My colleagues acknowledge that reasonable jurors could have (1) accepted appellant’s claim of right defense as to the amplifier (which he concededly took) and based conviction solely on the remaining items; (2) rejected appellant’s claim of right defense while crediting the evidence that he did not aid and abet his companion’s theft of the other items, and thus based conviction solely on the amplifier; or (3) rejected both the claim of right defense and the defense evidence on aiding and abetting, and accordingly based conviction on theft of all the items. Specifically, they make this acknowledgement in the following sentence, ante at 416:
And, as to the defense of claim of right to the amplifier, [1] whether the jury accepted it (and based conviction on the remaining items), or [2] whether they rejected it (and based the conviction on the amplifier alone or [3] on the amplifier and the remaining items) there is no possibility that the verdict rested upon any insufficient or improper basis.
The last clause — “there is no possibility that the verdict rested upon any insufficient or improper basis” — is a non sequitur. Absent an instruction that the jury unanimously must agree either that appellant took the amplifier without a sustainable claim of right, or that he aided and abetted the theft of the other property, there is a reasonable possibility that the jury did not unanimously agree (as my colleagues acknowledge they must) “as to ‘what a defendant did’ as a predicate to determining whether the defendant is guilty of the crime charged. Hack v. United States, D.C.App., 445 A.2d 634, 641 (1982).” Ante at 415.

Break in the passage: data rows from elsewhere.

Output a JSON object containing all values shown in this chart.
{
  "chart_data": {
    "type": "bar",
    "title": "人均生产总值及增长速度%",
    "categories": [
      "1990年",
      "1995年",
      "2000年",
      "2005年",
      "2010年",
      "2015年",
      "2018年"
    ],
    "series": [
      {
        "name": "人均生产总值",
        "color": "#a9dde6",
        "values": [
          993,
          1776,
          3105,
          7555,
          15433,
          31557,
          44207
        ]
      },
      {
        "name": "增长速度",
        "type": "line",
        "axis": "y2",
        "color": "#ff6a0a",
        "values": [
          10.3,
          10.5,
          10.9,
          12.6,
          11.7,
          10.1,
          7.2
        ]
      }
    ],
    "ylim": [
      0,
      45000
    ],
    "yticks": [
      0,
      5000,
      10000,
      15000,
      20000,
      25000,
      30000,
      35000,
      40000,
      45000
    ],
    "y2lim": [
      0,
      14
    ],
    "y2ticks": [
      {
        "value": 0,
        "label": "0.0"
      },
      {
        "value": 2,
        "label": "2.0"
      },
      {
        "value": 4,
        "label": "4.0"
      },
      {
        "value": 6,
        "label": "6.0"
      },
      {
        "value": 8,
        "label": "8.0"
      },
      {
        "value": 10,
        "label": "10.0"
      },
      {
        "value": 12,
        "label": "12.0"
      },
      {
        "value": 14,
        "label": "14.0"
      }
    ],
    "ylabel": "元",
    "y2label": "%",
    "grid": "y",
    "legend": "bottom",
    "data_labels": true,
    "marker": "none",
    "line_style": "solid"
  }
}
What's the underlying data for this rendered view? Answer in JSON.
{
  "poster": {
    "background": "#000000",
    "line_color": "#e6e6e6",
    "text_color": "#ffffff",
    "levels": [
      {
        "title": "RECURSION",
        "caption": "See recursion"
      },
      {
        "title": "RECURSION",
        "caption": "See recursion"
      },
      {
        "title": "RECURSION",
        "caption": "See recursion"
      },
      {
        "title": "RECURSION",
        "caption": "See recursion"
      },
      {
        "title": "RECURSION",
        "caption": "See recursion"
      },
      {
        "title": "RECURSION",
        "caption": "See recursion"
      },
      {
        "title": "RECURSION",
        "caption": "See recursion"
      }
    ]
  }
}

*417To arrive at their conclusion, my colleagues appear irresolute. They say “there is no indication that [the jury] did not, in fact, agree unanimously as to what property appellant stole.” Ante at 416. But, in the very next sentence, they allow for the possibility that the jury was not unanimous. They acknowledge that the jurors may have accepted different defenses, and thus may have differed as to what property appellant stole:
[Wjhatever credence the jury may have accorded appellant’s defenses, the jury was at least unanimous in finding that appellant took some of the complainant’s property, having some value, without his consent and without right. (Emphasis in original.) [Ante at 416.]
In sum, the majority permits a jury to tack together a unanimous verdict even when they disagree as to what property — clearly differentiable by reference to separate legal defenses — was stolen.
In Hack, supra, we precluded such dilution of the right to a unanimous jury:
Because of the possibility of a nonunani-mous verdict, when one charge encompasses two separate incidents, the judge must instruct the jury that if a guilty verdict is returned the jurors must be unanimous as to which incident or incidents they find the defendant guilty. [Id. at 641.]
Accord Davis v. United States, D.C.App., 448 A.2d 242 (1982) (per curiam); United States v. Mangieri, - U.S.App.D.C. -, 694 F.2d 1270 (1982). My colleagues find this ruling inapposite because Hack, supra, and similar cases1 “involved single verdicts which were based on two entirely separate incidents, acts which were conceptually sev-erable and chargeable as separate offenses.” Ante at 415 (footnote omitted). This is a distinction without a difference, for even though it can be said, in this case, that there is “just one set of factual circumstances not separated by time or by intervening incidents,” ante at 415, the alleged thefts here are conceptually severable — and thus legally quite “separate incidents,” Hack, supra 445 A.2d at 641 — given the separate defenses (claim of right and denial) directed at separate items of property.

. Hawkins v. United States, D.C.App., 434 A.2d 446 (1981); Johnson v. United States, D.C. App., 398 A.2d 354 (1979).